A couple months ago, MIT got a lot of attention for a slick presentation they made at the TED conference. The product was called "the Sixth Sense," and it was sort of like a Minority Report interface for shoppers. Looking for information on the finest brand of toilet paper? Point your gizmo at the pack of Charmin' and let 'er rip. Your sixth sense would stream online information through your daily activities. You'd be able to navigate the world with the help of the hive mind. See for yourself:
Wolphram Alpha, the new search engine that's exciting nerds everywhere, seems like the forerunner to that. It sells itself as "an online service that answers factual queries directly by computing the answer from structured data, instead of providing a list of documents or web pages that might contain the answer." In other words, it answers rather than links.
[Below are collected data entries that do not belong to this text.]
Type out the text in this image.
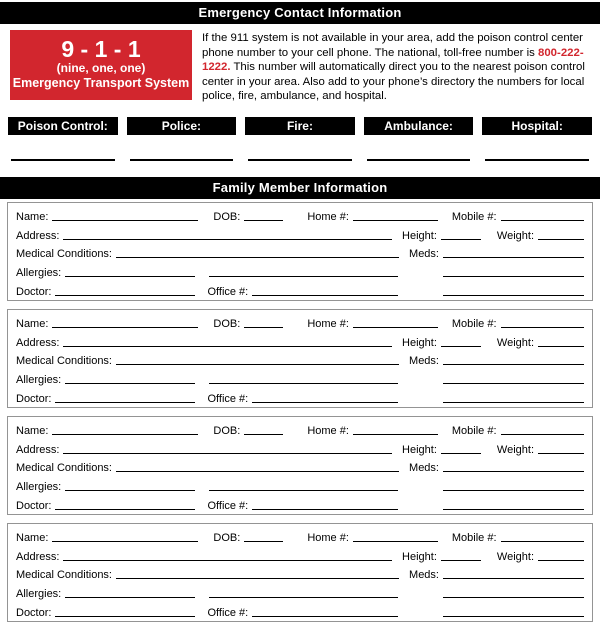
Emergency Contact Information
9 - 1 - 1
(nine, one, one)
Emergency Transport System

If the 911 system is not available in your area, add the poison control center phone number to your cell phone. The national, toll-free number is 800-222-1222. This number will automatically direct you to the nearest poison control center in your area. Also add to your phone’s directory the numbers for local police, fire, ambulance, and hospital.

Poison Control:	Police:	Fire:	Ambulance:	Hospital:
Family Member Information
Name:	DOB:	Home #:	Mobile #:
Address:	Height:	Weight:
Medical Conditions:	Meds:
Allergies:
Doctor:	Office #:
Name:	DOB:	Home #:	Mobile #:
Address:	Height:	Weight:
Medical Conditions:	Meds:
Allergies:
Doctor:	Office #:
Name:	DOB:	Home #:	Mobile #:
Address:	Height:	Weight:
Medical Conditions:	Meds:
Allergies:
Doctor:	Office #:
Name:	DOB:	Home #:	Mobile #:
Address:	Height:	Weight:
Medical Conditions:	Meds:
Allergies:
Doctor:	Office #:
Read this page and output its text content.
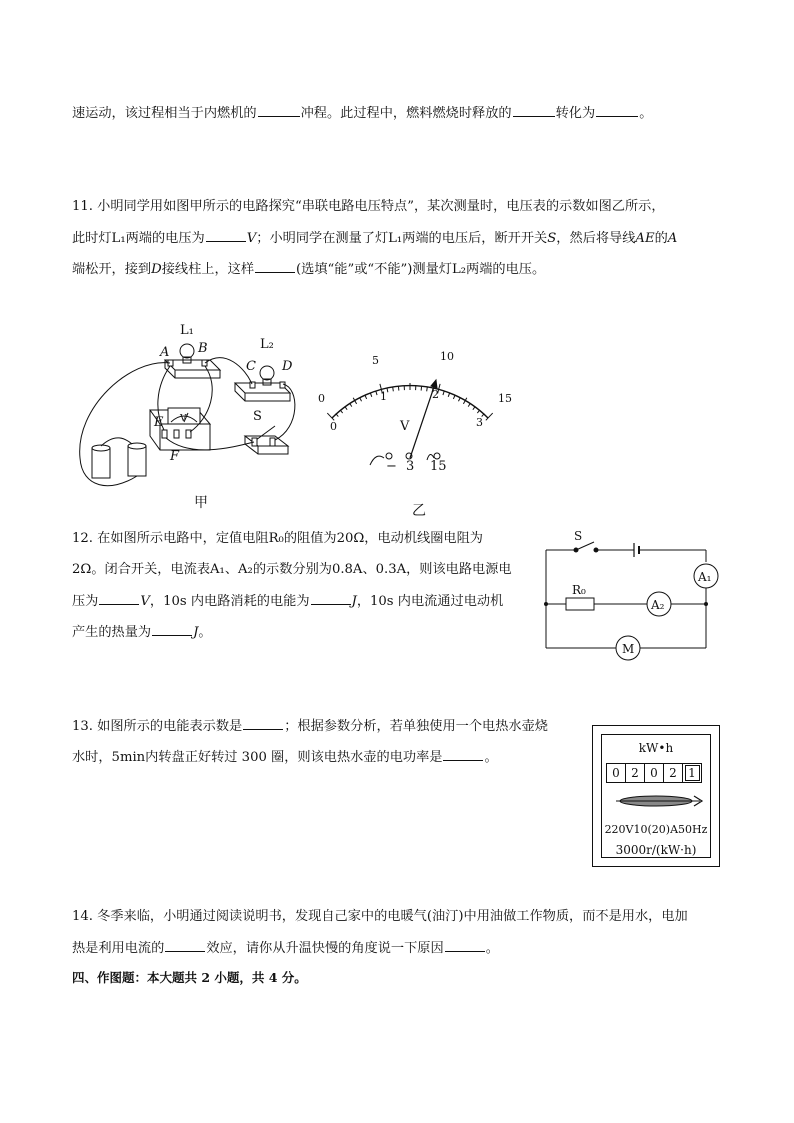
速运动，该过程相当于内燃机的	冲程。此过程中，燃料燃烧时释放的	转化为	。
11. 小明同学用如图甲所示的电路探究“串联电路电压特点”，某次测量时，电压表的示数如图乙所示，
此时灯L₁两端的电压为	V；小明同学在测量了灯L₁两端的电压后，断开开关S，然后将导线AE的A
端松开，接到D接线柱上，这样	(选填“能”或“不能”)测量灯L₂两端的电压。
L₁
L₂
A B
C D
E
F
S
V
甲
0
5	10
15
0
1	2
3
V
− 3 15
乙
12. 在如图所示电路中，定值电阻R₀的阻值为20Ω，电动机线圈电阻为
2Ω。闭合开关，电流表A₁、A₂的示数分别为0.8A、0.3A，则该电路电源电
压为	V，10s 内电路消耗的电能为	J，10s 内电流通过电动机
产生的热量为	J。
S
R₀
A₁
A₂
M
13. 如图所示的电能表示数是	；根据参数分析，若单独使用一个电热水壶烧
水时，5min内转盘正好转过 300 圈，则该电热水壶的电功率是	。
kW•h
0 2 0 2 1
220V10(20)A50Hz
3000r/(kW·h)
14. 冬季来临，小明通过阅读说明书，发现自己家中的电暖气(油汀)中用油做工作物质，而不是用水，电加
热是利用电流的	效应，请你从升温快慢的角度说一下原因	。
四、作图题：本大题共 2 小题，共 4 分。
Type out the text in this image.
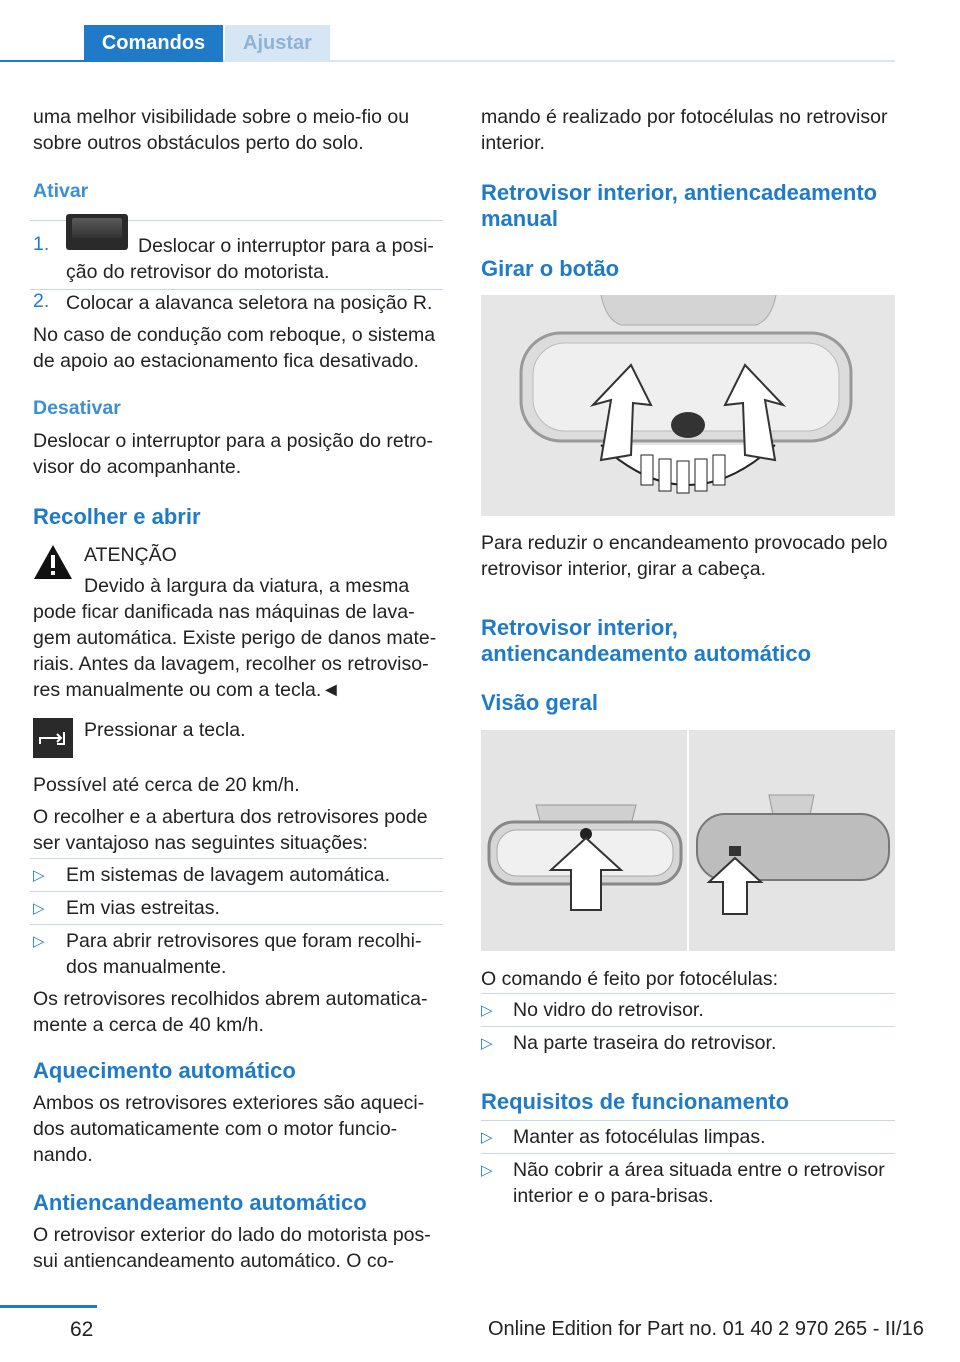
Comandos	Ajustar
uma melhor visibilidade sobre o meio-fio ou
sobre outros obstáculos perto do solo.
Ativar
1.	Deslocar o interruptor para a posi‐
ção do retrovisor do motorista.
2. Colocar a alavanca seletora na posição R.
No caso de condução com reboque, o sistema
de apoio ao estacionamento fica desativado.
Desativar
Deslocar o interruptor para a posição do retro‐
visor do acompanhante.
Recolher e abrir
ATENÇÃO
Devido à largura da viatura, a mesma
pode ficar danificada nas máquinas de lava‐
gem automática. Existe perigo de danos mate‐
riais. Antes da lavagem, recolher os retroviso‐
res manualmente ou com a tecla.◄
Pressionar a tecla.
Possível até cerca de 20 km/h.
O recolher e a abertura dos retrovisores pode
ser vantajoso nas seguintes situações:
▷ Em sistemas de lavagem automática.
▷ Em vias estreitas.
▷ Para abrir retrovisores que foram recolhi‐
dos manualmente.
Os retrovisores recolhidos abrem automatica‐
mente a cerca de 40 km/h.
Aquecimento automático
Ambos os retrovisores exteriores são aqueci‐
dos automaticamente com o motor funcio‐
nando.
Antiencandeamento automático
O retrovisor exterior do lado do motorista pos‐
sui antiencandeamento automático. O co‐
mando é realizado por fotocélulas no retrovisor
interior.
Retrovisor interior, antiencadeamento
manual
Girar o botão
Para reduzir o encandeamento provocado pelo
retrovisor interior, girar a cabeça.
Retrovisor interior,
antiencandeamento automático
Visão geral
O comando é feito por fotocélulas:
▷ No vidro do retrovisor.
▷ Na parte traseira do retrovisor.
Requisitos de funcionamento
▷ Manter as fotocélulas limpas.
▷ Não cobrir a área situada entre o retrovisor
interior e o para-brisas.
62	Online Edition for Part no. 01 40 2 970 265 - II/16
But it couldn't seem to tell me anything. I asked about the finest brand of toilet paper. It was confused. I asked about the number of uninsured in America. Nothing. So I went back to 1997 and did what any new user of a search engine does. I typed in my name.
And that worked. "Ezra," it seems, is getting a lot more popular. Wolfram hooked me up with a graph:
The big jump happens in the early-90s. But why? I doubt the band Better Than Ezra convinced a lot of parents to go with the name. Is it the rise of Kabbalah? Prescience about my future success? A sudden spike in Ezra Pound's reputation?